- The Washington Times - Tuesday, November 12, 2002

The Air Force has turned down a request by two American pilots to conduct a new investigation of the "friendly fire" bombing deaths of four Canadian soldiers in Afghanistan in April.
The rejection sets the stage for a Jan. 13 pretrial hearing at which the Air Force will attempt to show that Majs. Harry Schmidt and William Umbach of the Illinois Air National Guard were criminally negligent.
The two mistook a live-fire training exercise for enemy fire and dropped a bomb on the Canadians.
The two men's attorneys had asked Air Force Secretary James G. Roche to order a new investigation on several grounds.
Attorneys Charles Gittins and David Beck said the joint Air Force-Canadian accident board did not include an Air National Guard representative, as required by military regulations.
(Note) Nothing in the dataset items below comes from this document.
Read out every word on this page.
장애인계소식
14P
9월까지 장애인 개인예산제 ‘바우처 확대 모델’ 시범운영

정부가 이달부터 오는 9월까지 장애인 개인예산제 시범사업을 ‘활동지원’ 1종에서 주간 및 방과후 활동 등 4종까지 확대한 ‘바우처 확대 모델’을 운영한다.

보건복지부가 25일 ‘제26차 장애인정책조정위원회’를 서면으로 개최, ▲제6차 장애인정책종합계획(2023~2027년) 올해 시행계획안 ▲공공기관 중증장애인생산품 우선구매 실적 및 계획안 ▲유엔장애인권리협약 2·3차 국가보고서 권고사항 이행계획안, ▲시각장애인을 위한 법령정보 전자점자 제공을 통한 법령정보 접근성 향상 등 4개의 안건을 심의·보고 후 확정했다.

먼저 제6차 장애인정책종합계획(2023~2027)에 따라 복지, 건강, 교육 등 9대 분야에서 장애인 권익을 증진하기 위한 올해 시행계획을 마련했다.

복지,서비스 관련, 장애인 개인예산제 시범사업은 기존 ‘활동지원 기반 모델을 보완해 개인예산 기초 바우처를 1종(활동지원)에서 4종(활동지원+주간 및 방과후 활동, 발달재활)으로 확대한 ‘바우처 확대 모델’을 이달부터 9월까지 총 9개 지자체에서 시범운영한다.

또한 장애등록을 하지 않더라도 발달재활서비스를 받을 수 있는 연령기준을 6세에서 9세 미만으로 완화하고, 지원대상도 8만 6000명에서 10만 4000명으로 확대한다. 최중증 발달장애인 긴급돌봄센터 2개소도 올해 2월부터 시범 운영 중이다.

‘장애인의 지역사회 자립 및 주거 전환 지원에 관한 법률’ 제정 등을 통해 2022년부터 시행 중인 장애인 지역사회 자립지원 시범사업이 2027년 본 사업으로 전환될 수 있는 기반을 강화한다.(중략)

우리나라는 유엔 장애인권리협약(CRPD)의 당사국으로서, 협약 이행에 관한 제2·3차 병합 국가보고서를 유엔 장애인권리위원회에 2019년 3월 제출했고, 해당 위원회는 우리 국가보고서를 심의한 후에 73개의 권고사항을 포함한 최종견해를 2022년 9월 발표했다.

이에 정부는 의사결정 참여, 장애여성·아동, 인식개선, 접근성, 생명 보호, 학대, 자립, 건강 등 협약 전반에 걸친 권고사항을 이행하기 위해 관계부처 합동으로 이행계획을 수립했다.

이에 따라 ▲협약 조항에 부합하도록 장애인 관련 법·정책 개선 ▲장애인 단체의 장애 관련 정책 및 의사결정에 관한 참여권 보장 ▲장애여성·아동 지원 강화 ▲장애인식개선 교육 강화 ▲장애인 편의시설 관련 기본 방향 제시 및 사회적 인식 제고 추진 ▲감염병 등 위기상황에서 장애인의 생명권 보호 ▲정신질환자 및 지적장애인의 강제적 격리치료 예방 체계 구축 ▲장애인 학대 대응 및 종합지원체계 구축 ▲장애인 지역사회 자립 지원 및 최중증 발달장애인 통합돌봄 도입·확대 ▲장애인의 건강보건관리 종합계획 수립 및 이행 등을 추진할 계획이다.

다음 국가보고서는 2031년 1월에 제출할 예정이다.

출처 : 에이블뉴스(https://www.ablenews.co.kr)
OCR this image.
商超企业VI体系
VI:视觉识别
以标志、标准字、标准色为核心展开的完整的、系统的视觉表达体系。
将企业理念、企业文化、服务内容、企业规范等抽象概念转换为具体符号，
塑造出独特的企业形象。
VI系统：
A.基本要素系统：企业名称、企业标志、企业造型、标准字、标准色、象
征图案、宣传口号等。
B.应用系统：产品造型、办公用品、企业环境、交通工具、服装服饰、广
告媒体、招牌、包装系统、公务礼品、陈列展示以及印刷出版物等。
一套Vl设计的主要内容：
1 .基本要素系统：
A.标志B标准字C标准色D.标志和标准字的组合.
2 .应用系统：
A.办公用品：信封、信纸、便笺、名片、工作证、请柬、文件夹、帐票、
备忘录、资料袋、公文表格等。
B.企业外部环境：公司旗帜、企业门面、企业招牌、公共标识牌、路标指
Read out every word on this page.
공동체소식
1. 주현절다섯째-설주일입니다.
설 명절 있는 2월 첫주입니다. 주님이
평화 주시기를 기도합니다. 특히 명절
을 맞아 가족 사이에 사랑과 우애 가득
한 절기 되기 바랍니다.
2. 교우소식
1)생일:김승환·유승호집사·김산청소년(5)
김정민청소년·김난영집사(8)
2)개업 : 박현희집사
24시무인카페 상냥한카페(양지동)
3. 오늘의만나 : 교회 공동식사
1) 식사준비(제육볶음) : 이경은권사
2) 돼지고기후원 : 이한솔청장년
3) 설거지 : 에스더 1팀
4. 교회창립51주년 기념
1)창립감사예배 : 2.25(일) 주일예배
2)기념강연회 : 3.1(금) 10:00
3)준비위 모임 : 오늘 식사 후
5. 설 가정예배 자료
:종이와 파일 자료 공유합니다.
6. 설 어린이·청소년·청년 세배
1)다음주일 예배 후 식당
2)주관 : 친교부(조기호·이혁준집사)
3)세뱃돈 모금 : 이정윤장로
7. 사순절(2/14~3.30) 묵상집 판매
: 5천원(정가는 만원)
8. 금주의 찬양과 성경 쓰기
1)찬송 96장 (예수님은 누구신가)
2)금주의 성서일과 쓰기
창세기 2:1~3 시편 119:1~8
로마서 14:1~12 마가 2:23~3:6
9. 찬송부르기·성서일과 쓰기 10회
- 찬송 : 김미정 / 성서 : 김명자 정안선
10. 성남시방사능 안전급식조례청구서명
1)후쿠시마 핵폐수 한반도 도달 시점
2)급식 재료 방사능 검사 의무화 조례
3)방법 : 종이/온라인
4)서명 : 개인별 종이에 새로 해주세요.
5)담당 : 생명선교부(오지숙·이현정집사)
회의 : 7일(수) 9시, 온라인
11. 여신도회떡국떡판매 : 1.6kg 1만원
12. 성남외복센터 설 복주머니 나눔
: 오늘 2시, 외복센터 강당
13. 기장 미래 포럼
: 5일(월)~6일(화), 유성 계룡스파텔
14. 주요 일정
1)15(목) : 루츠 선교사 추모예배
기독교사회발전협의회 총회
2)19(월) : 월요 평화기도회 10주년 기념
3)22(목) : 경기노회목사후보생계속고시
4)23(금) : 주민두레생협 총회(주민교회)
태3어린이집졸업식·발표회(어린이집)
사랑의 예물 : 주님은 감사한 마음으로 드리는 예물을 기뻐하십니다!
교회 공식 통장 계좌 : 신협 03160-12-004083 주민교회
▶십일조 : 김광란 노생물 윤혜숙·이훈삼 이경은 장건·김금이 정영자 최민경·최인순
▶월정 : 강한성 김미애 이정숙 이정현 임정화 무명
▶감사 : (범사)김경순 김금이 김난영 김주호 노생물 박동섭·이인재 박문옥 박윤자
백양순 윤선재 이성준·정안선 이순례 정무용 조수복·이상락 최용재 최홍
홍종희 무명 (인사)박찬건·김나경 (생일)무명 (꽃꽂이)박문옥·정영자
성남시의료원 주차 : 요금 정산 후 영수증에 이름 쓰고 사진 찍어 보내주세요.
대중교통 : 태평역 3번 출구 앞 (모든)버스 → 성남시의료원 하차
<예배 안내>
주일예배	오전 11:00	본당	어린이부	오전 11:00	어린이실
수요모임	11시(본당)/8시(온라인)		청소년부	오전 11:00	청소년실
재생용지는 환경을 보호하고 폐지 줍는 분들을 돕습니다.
They accuse the Air Force of leaving a Guard member off the board to head off any dissension over a verdict.
The rejection of a new probe came from Col. Craig Smith, chief of the Air Force's military justice division. He wrote on Oct. 29 that it would be "inappropriate" for Mr. Roche to intervene.
Col. Smith suggested the request go to Lt. Gen. Bruce Carlson, who is convening the pretrial, or Article 32, hearing that is to take place in January at Barksdale Air Force Base, La.
U.S. Central Command, which is running the war in Afghanistan, ordered the original investigation that found the two U.S. pilots at fault.
Col. Smith wrote to the two attorneys that "because convening friendly fire investigations is reserved for combatant commanders, Air Force instructions concerning aircraft accident investigations are not controlling."
The colonel's legal interpretation brought a heated reply from Mr. Gittins, Maj. Schmidt's attorney. Mr. Gittins charges that the Air Force conducted a "shoddy investigation" to ensure criminal charges were brought against the pilots to please a key ally Canada.
Mr. Gittins, in a reply to Col. Smith, asked that, if Air Force instructions did not govern the board investigation, why did the top Air Force investigator cite them in his report.
"If the [Air Force instructions] did not govern the conduct of the investigation, it begs the question of why [Brig Gen. Stephen T. Sargeant] said it did," the lawyer wrote. "There must have been a military reason to justify departure from the regulation that Gen. Sargeant even in his executive summary said he was following."
Mr. Gittins adds, "Having now had the opportunity to review the classified testimony and evidence that was collected by Brig. Gen. Sargeant, I am now even more firmly convinced that Gen. Sargeant produced a biased flawed investigative report that merits investigation in its own right."
Majs. Schmidt and Umbach have received support from local politicians as well as fellow combat pilots who bemoan the Air Force's decision to criminalize a mistake made in the "fog of war."
Illinois Gov. George Ryan held a legal-defense fund-raiser for the two at the executive mansion in Springfield, home base for the pilots' F-16 squadron.
Their defense will center on the fact that neither they nor the Airborne Warning and Control System aircraft were informed that the Canadians would be training that night. They will also point out that coalition aircraft were previously fired on during patrols in the area around Kandahar, Afghanistan.
The Air Force has declined to comment on Mr. Gittins' complaint.
A Pentagon official who asked not to be named said the pilots may raise all of these issues at the Article 32 hearing presided over by a military judge. The judge will then make a recommendation to Gen. Carlson on any punishment.
Mr. Gittins wrote to Col. Smith that "if your letter was meant to address substance it failed miserably."